Commissaire aux renseignements, Boyogueno Bende réclame du Tribunal administratif à Douala qu’il annule un blâme du patron de la police prononcé en 2018. Il accuse incidemment le délégué régional de la Sûreté nationale du Littoral de l’avoir calomnié en provoquant une réprimande que le procureur estime injustifiée. Au fond du différend : des informations sur le traitement salarial réel de dockers en grève.

« Lui-même a écrit : ‘’le gouverneur a gardé sa sérénité habituelle’’. Pourquoi donc, s’il n’y avait pas de problème, le gouverneur a-t-il dû garder son calme et ne pas perturber davantage la réunion ?» Le commissaire de police qui représente la Délégation générale à la Sûreté nationale (DGSN), dans cette réplique, sort cet argument pour coincer son collègue Boyogueno Bende, chef du secteur opérationnel de surveillance du territoire du Littoral au moment où -le 25 juin 2018 -se produit le fait déclencheur de la plainte formulée devant le juge administratif de Douala. Ce lundi-là, le commissaire de police principal Boyogueno Bende aurait perturbé par des commentaires contestataires la réunion de l’état-major régional de sécurité. Jeudi 18 novembre 2021, ce policier était à la barre pour faire annuler et être dédommagé des conséquences d’une décision du Délégué général à la sûreté nationale d’août 2018, lui infligeant un blâme avec inscription au dossier pour ce comportement qu’il ne reconnaît point.

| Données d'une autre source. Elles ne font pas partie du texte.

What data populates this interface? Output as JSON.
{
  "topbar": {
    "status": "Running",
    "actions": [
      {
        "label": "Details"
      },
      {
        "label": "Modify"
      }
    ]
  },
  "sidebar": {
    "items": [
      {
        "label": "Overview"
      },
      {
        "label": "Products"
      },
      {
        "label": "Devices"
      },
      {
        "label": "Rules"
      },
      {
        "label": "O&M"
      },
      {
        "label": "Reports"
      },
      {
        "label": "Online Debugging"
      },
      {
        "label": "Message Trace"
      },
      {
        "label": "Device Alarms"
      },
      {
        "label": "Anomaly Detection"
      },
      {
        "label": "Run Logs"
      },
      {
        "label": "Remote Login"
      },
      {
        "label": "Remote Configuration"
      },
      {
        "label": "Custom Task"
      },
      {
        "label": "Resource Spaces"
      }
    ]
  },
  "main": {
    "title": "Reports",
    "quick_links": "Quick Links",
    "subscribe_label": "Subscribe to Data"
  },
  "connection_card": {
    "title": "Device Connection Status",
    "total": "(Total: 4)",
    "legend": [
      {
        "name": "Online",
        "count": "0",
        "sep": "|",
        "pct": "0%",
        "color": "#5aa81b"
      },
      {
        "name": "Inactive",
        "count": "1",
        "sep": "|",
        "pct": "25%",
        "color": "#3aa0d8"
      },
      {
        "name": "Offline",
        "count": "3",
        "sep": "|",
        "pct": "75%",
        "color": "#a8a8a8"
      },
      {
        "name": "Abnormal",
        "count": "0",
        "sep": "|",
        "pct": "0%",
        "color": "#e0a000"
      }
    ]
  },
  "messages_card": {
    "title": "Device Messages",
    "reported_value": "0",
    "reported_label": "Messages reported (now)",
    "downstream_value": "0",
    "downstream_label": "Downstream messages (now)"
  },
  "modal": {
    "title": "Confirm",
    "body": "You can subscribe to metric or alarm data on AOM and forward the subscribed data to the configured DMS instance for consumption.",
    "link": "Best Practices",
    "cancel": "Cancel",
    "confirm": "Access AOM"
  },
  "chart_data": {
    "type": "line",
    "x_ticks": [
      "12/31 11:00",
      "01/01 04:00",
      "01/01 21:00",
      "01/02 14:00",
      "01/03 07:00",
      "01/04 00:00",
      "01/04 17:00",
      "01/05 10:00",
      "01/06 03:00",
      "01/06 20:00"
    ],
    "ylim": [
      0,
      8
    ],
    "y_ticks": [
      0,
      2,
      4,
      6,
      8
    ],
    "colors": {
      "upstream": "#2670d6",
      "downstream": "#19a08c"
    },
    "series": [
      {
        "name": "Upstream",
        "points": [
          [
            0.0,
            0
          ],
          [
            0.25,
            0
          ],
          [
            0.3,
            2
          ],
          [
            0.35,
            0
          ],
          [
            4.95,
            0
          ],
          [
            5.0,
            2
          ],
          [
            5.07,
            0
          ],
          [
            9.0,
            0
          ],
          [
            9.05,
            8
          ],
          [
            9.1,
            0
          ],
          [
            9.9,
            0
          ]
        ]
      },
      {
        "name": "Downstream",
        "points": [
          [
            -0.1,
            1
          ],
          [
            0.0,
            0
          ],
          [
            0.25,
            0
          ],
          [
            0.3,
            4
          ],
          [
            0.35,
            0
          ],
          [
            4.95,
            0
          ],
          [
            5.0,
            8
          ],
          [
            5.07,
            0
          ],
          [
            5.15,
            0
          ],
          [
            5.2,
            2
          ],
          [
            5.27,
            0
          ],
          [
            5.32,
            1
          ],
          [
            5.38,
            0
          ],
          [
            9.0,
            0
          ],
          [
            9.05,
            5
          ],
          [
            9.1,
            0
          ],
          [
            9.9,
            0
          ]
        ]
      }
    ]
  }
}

De la joute des parties, l’on apprendra que deux sources ont dû informer le patron de la police nationale Martin Mbarga Nguélé. La plus identifiable serait le délégué régional de la Sûreté nationale, le commissaire de police divisionnaire Raymond Essogo. C’est lui qui a envoyé un fax au délégué général pour mettre en accusation, dénonce l’avocat de M. Boyogueno. Le représentant de la police, lui, parle d’une alerte venue du cabinet du gouverneur pour attirer l’attention du chef de la DGSN sur l’attitude irrévérencieuse et perturbatrice supposée du plaignant. Il ajoute qu’il y a eu un rapport du délégué régional Essogo, une demande d’explication du patron direct du commissaire Boyogueno, qui est le directeur de la Surveillance du territoire. M. Mbarga Nguélé, presqu’aussitôt « alerté », aura lui-même passé un coup de fil au flic mis en cause avant de faire procéder aux explications écrites, etc. En somme, la police estime avoir suffisamment enquêté pour frapper l’homme des renseignements internes.

4000 F de salaire

Quand le ministère public entre en lice cependant, des éclairages nouveaux tombent sur le prétoire et décante l’eau trouble de la discussion. Il interpelle la défense pour savoir quel est le fait générateur de la sanction. C’est d’avoir « discuté à tue-tête » les positions du gouverneur, explique l’émissaire de la police. Dans un autre moment, l’on entend le procureur dire que la direction de la Surveillance du territoire a écrit : « réflexion déplacée envers un supérieur ». « Mais comment savoir que le cabinet du gouverneur a effectivement alerté celui du DGSN ? Comment défendre avec succès que le DGSN s’est basé sur un appel du gouverneur pour déclencher la procédure ?», interroge le parquet sans recevoir des réponses différentes de celles déjà données.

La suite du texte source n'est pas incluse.